CodePudding user response:
You need to aggregate price_change
by multiplying all values within groups. With UDF and Dataframe API it's pretty straightforward:
val product = udf { pcs: Seq[Double] => pcs.reduce(_ * _) }
my_table.groupBy($"date", "$first_cat", $"second_cat")
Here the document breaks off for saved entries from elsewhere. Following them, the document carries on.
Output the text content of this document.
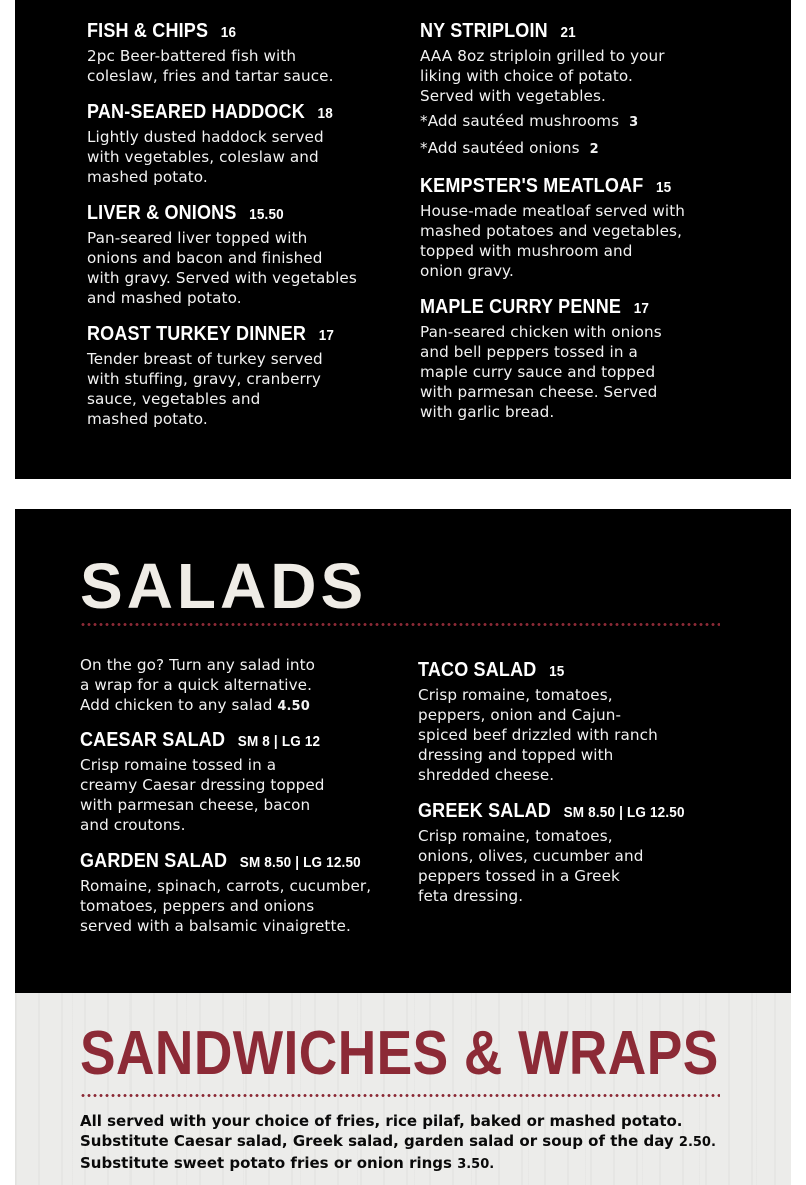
FISH & CHIPS 16
2pc Beer-battered fish with
coleslaw, fries and tartar sauce.
PAN-SEARED HADDOCK 18
Lightly dusted haddock served
with vegetables, coleslaw and
mashed potato.
LIVER & ONIONS 15.50
Pan-seared liver topped with
onions and bacon and finished
with gravy. Served with vegetables
and mashed potato.
ROAST TURKEY DINNER 17
Tender breast of turkey served
with stuffing, gravy, cranberry
sauce, vegetables and
mashed potato.
NY STRIPLOIN 21
AAA 8oz striploin grilled to your
liking with choice of potato.
Served with vegetables.
*Add sautéed mushrooms 3
*Add sautéed onions 2
KEMPSTER'S MEATLOAF 15
House-made meatloaf served with
mashed potatoes and vegetables,
topped with mushroom and
onion gravy.
MAPLE CURRY PENNE 17
Pan-seared chicken with onions
and bell peppers tossed in a
maple curry sauce and topped
with parmesan cheese. Served
with garlic bread.
SALADS
On the go? Turn any salad into
a wrap for a quick alternative.
Add chicken to any salad 4.50
CAESAR SALAD SM 8 | LG 12
Crisp romaine tossed in a
creamy Caesar dressing topped
with parmesan cheese, bacon
and croutons.
GARDEN SALAD SM 8.50 | LG 12.50
Romaine, spinach, carrots, cucumber,
tomatoes, peppers and onions
served with a balsamic vinaigrette.
TACO SALAD 15
Crisp romaine, tomatoes,
peppers, onion and Cajun-
spiced beef drizzled with ranch
dressing and topped with
shredded cheese.
GREEK SALAD SM 8.50 | LG 12.50
Crisp romaine, tomatoes,
onions, olives, cucumber and
peppers tossed in a Greek
feta dressing.
SANDWICHES & WRAPS
All served with your choice of fries, rice pilaf, baked or mashed potato.
Substitute Caesar salad, Greek salad, garden salad or soup of the day 2.50.
Substitute sweet potato fries or onion rings 3.50.
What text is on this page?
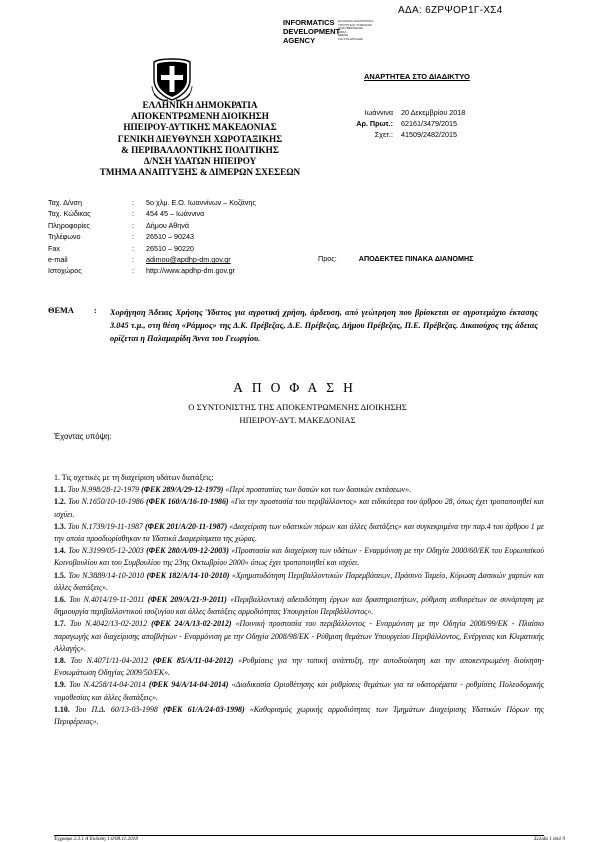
ΑΔΑ: 6ΖΡΨΟΡ1Γ-ΧΣ4
INFORMATICS
DEVELOPMENT
AGENCY
ΕΛΛΗΝΙΚΗ ΔΗΜΟΚΡΑΤΙΑ
ΥΠΟΥΡΓΕΙΟ ΨΗΦΙΑΚΗΣ
ΔΙΑΚΥΒΕΡΝΗΣΗΣ
ΕΦΚΑ
ΕΒΕΚΕ
ΚΑΙ ΚΤΕ ΕΡΚΑΘΕ
ΑΝΑΡΤΗΤΕΑ ΣΤΟ ΔΙΑΔΙΚΤΥΟ
ΕΛΛΗΝΙΚΗ ΔΗΜΟΚΡΑΤΙΑ
ΑΠΟΚΕΝΤΡΩΜΕΝΗ ΔΙΟΙΚΗΣΗ
ΗΠΕΙΡΟΥ-ΔΥΤΙΚΗΣ ΜΑΚΕΔΟΝΙΑΣ
ΓΕΝΙΚΗ ΔΙΕΥΘΥΝΣΗ ΧΩΡΟΤΑΞΙΚΗΣ
& ΠΕΡΙΒΑΛΛΟΝΤΙΚΗΣ ΠΟΛΙΤΙΚΗΣ
Δ/ΝΣΗ ΥΔΑΤΩΝ ΗΠΕΙΡΟΥ
ΤΜΗΜΑ ΑΝΑΠΤΥΞΗΣ & ΔΙΜΕΡΩΝ ΣΧΕΣΕΩΝ
Ιωάννινα	20 Δεκεμβρίου 2018
Αρ. Πρωτ.:	62161/3479/2015
Σχετ.:	41509/2482/2015
Ταχ. Δ/νση	:	5ο χλμ. Ε.Ο. Ιωαννίνων – Κοζάνης
Ταχ. Κώδικας	:	454 45 – Ιωάννινα
Πληροφορίες	:	Δήμου Αθηνά
Τηλέφωνο	:	26510 – 90243
Fax	:	26510 – 90220
e-mail	:	adimou@apdhp-dm.gov.gr
Ιστοχώρος	:	http://www.apdhp-dm.gov.gr
Προς:	ΑΠΟΔΕΚΤΕΣ ΠΙΝΑΚΑ ΔΙΑΝΟΜΗΣ
ΘΕΜΑ : Χορήγηση Άδειας Χρήσης Ύδατος για αγροτική χρήση, άρδευση, από γεώτρηση που βρίσκεται σε αγροτεμάχιο έκτασης 3.045 τ.μ., στη θέση «Ράμμος» της Δ.Κ. Πρέβεζας, Δ.Ε. Πρέβεζας, Δήμου Πρέβεζας, Π.Ε. Πρέβεζας. Δικαιούχος της άδειας ορίζεται η Παλαμαρίδη Άννα του Γεωργίου.
ΑΠΟΦΑΣΗ
Ο ΣΥΝΤΟΝΙΣΤΗΣ ΤΗΣ ΑΠΟΚΕΝΤΡΩΜΕΝΗΣ ΔΙΟΙΚΗΣΗΣ
ΗΠΕΙΡΟΥ-ΔΥΤ. ΜΑΚΕΔΟΝΙΑΣ
Έχοντας υπόψη:

1. Τις σχετικές με τη διαχείριση υδάτων διατάξεις:

1.1. Του Ν.998/28-12-1979 (ΦΕΚ 289/Α/29-12-1979) «Περί προστασίας των δασών και των δασικών εκτάσεων».

1.2. Του Ν.1650/10-10-1986 (ΦΕΚ 160/Α/16-10-1986) «Για την προστασία του περιβάλλοντος» και ειδικότερα του άρθρου 28, όπως έχει τροποποιηθεί και ισχύει.

1.3. Του Ν.1739/19-11-1987 (ΦΕΚ 201/Α/20-11-1987) «Διαχείριση των υδατικών πόρων και άλλες διατάξεις» και συγκεκριμένα την παρ.4 του άρθρου 1 με την οποία προσδιορίσθηκαν τα Υδατικά Διαμερίσματα της χώρας.

1.4. Του Ν.3199/05-12-2003 (ΦΕΚ 280/Α/09-12-2003) «Προστασία και διαχείριση των υδάτων - Εναρμόνιση με την Οδηγία 2000/60/ΕΚ του Ευρωπαϊκού Κοινοβουλίου και του Συμβουλίου της 23ης Οκτωβρίου 2000» όπως έχει τροποποιηθεί και ισχύει.

1.5. Του Ν.3889/14-10-2010 (ΦΕΚ 182/Α/14-10-2010) «Χρηματοδότηση Περιβαλλοντικών Παρεμβάσεων, Πράσινο Ταμείο, Κύρωση Δασικών χαρτών και άλλες διατάξεις».

1.6. Του Ν.4014/19-11-2011 (ΦΕΚ 209/Α/21-9-2011) «Περιβαλλοντική αδειοδότηση έργων και δραστηριοτήτων, ρύθμιση αυθαιρέτων σε συνάρτηση με δημιουργία περιβαλλοντικού ισοζυγίου και άλλες διατάξεις αρμοδιότητας Υπουργείου Περιβάλλοντος».

1.7. Του Ν.4042/13-02-2012 (ΦΕΚ 24/Α/13-02-2012) «Ποινική προστασία του περιβάλλοντος - Εναρμόνιση με την Οδηγία 2008/99/ΕΚ - Πλαίσιο παραγωγής και διαχείρισης αποβλήτων - Εναρμόνιση με την Οδηγία 2008/98/ΕΚ - Ρύθμιση θεμάτων Υπουργείου Περιβάλλοντος, Ενέργειας και Κλιματικής Αλλαγής».

1.8. Του Ν.4071/11-04-2012 (ΦΕΚ 85/Α/11-04-2012) «Ρυθμίσεις για την τοπική ανάπτυξη, την αυτοδιοίκηση και την αποκεντρωμένη διοίκηση-Ενσωμάτωση Οδηγίας 2009/50/ΕΚ».

1.9. Του Ν.4258/14-04-2014 (ΦΕΚ 94/Α/14-04-2014) «Διαδικασία Οριοθέτησης και ρυθμίσεις θεμάτων για τα υδατορέματα - ρυθμίσεις Πολεοδομικής νομοθεσίας και άλλες διατάξεις».

1.10. Του Π.Δ. 60/13-03-1998 (ΦΕΚ 61/Α/24-03-1998) «Καθορισμός χωρικής αρμοδιότητας των Τμημάτων Διαχείρισης Υδατικών Πόρων της Περιφέρειας».

Έγγραφο 2.3.1 Α Έκδοση 1.0/08.11.2018	Σελίδα 1 από 9
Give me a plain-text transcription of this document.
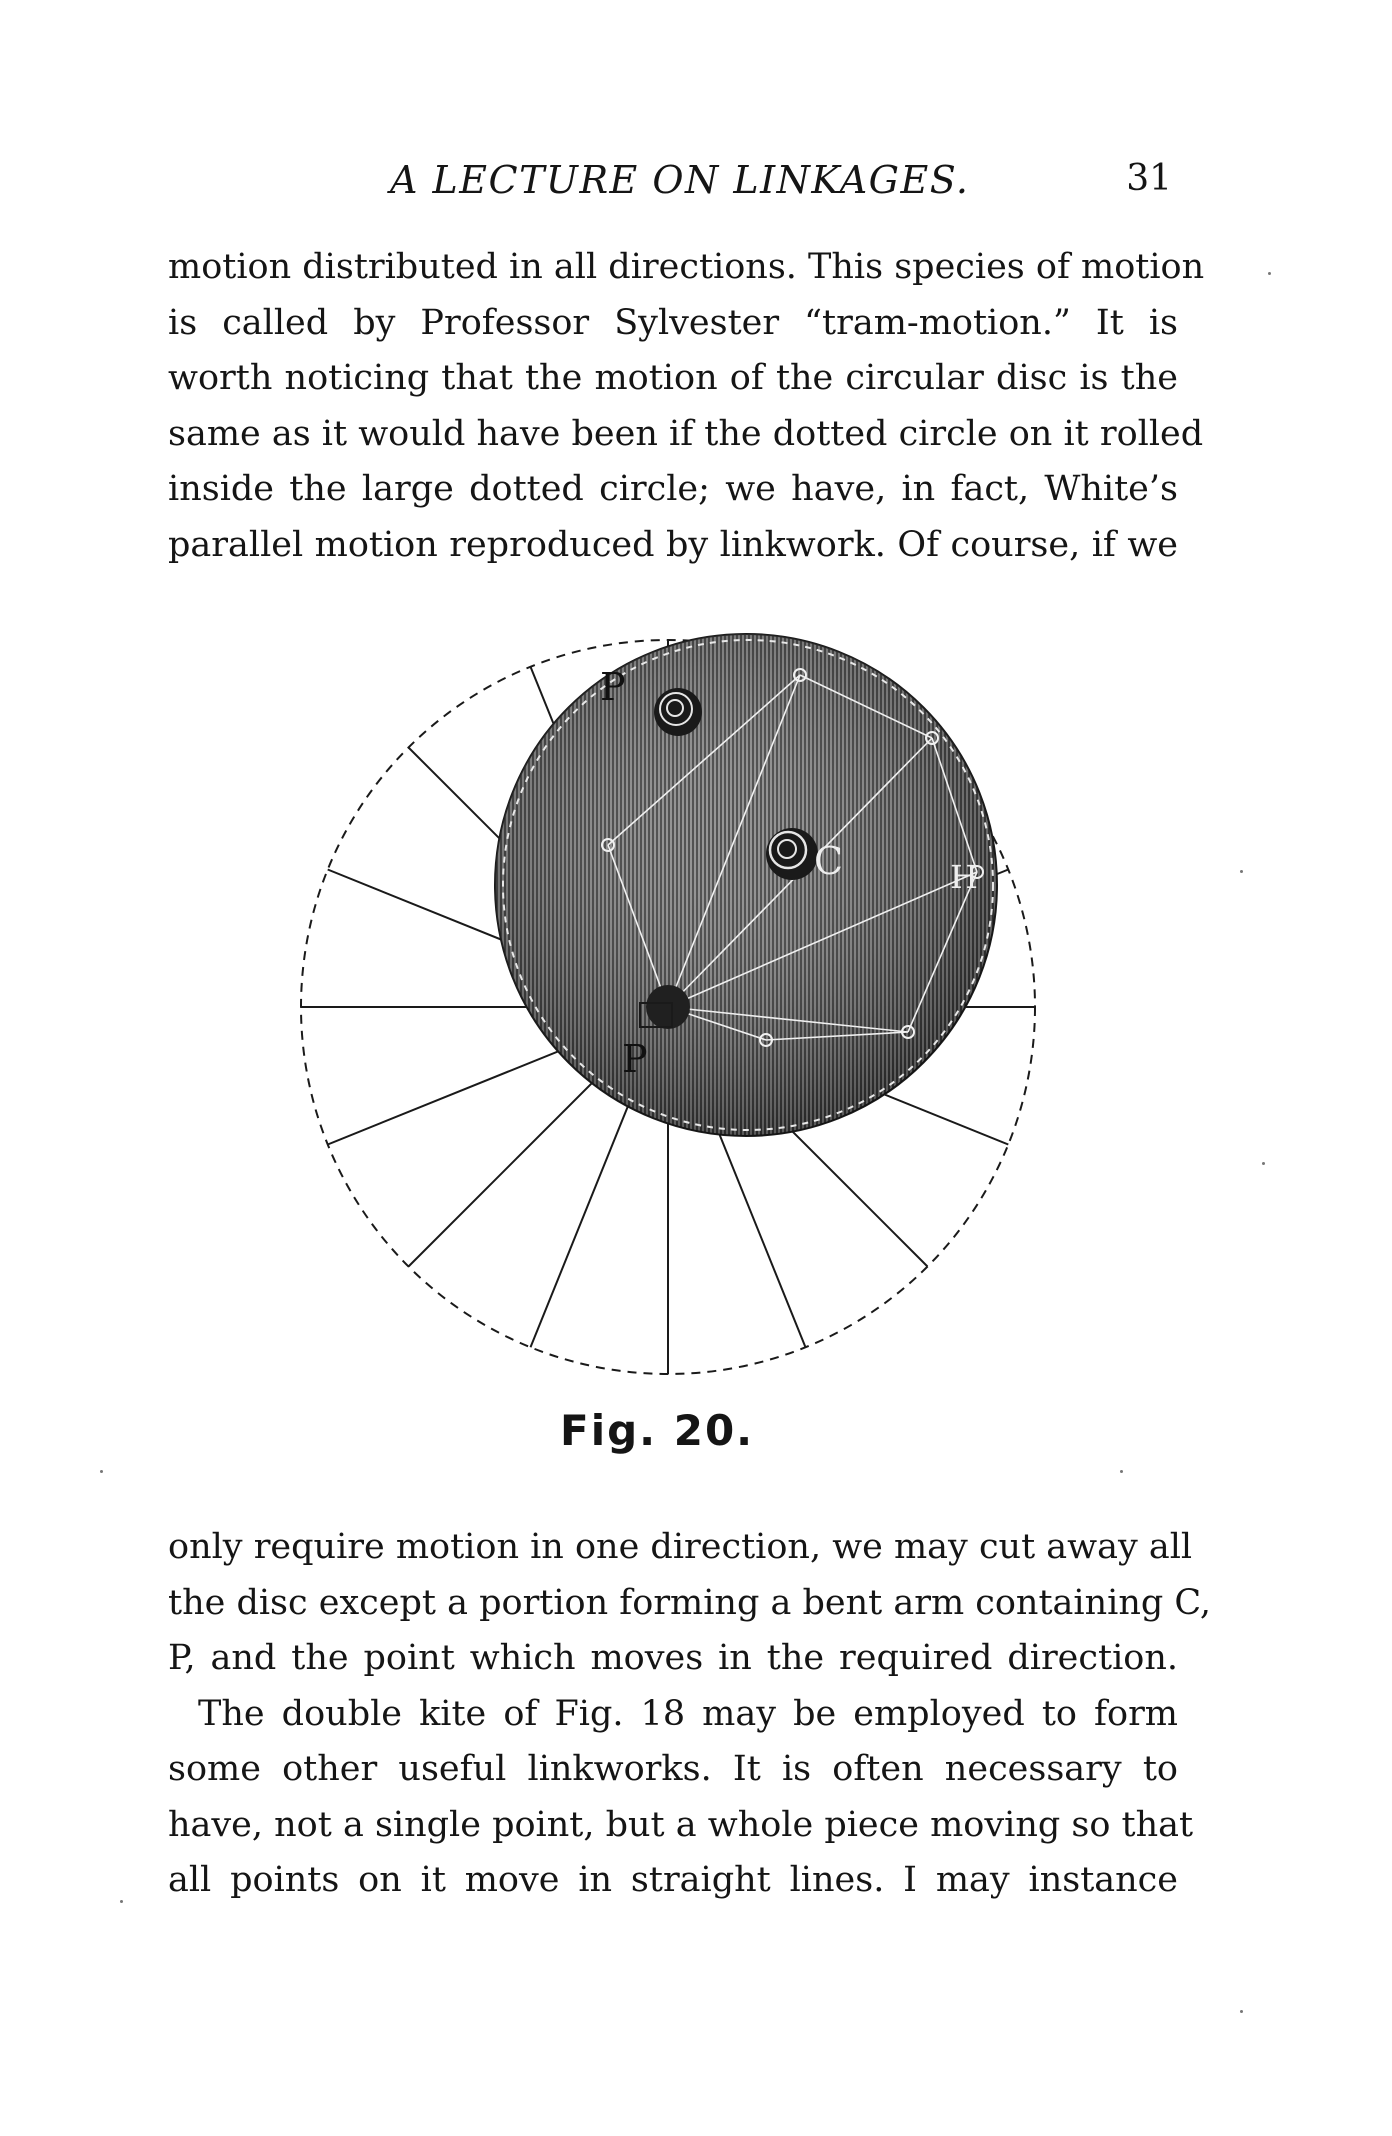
A LECTURE ON LINKAGES.	31
motion distributed in all directions. This species of motion
is called by Professor Sylvester “tram-motion.” It is
worth noticing that the motion of the circular disc is the
same as it would have been if the dotted circle on it rolled
inside the large dotted circle; we have, in fact, White’s
parallel motion reproduced by linkwork. Of course, if we
P
C	H
P
Fig. 20.
only require motion in one direction, we may cut away all
the disc except a portion forming a bent arm containing C,
P, and the point which moves in the required direction.
The double kite of Fig. 18 may be employed to form
some other useful linkworks. It is often necessary to
have, not a single point, but a whole piece moving so that
all points on it move in straight lines. I may instance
.agg(product(collect_list($"price_change")).as("price_aggr"))
.show
You can go with SQL also:
val product = udf { pcs: Seq[Double] => pcs.reduce(_ * _) }
spark.udf.register("product", product)
spark.sql("""
SELECT date, first_cat, second_cat, product(collect_list(price_change))
FROM my_table
GROUP BY date, first_cat, second_cat
""").show
Well... if you strictly want to avoid UDFs and less care about readability this will work too:
SELECT date, first_cat, second_cat,
exp(sum(ln(price_change))) as price_aggr
FROM my_table
GROUP BY date, first_cat, second_cat;
It makes use of simple transformation - addition of natural logarithms of two numbers, then expotentiating them is equivalent to multiplication (->reading). It's not super readable and beware of potential precision loss - your choice.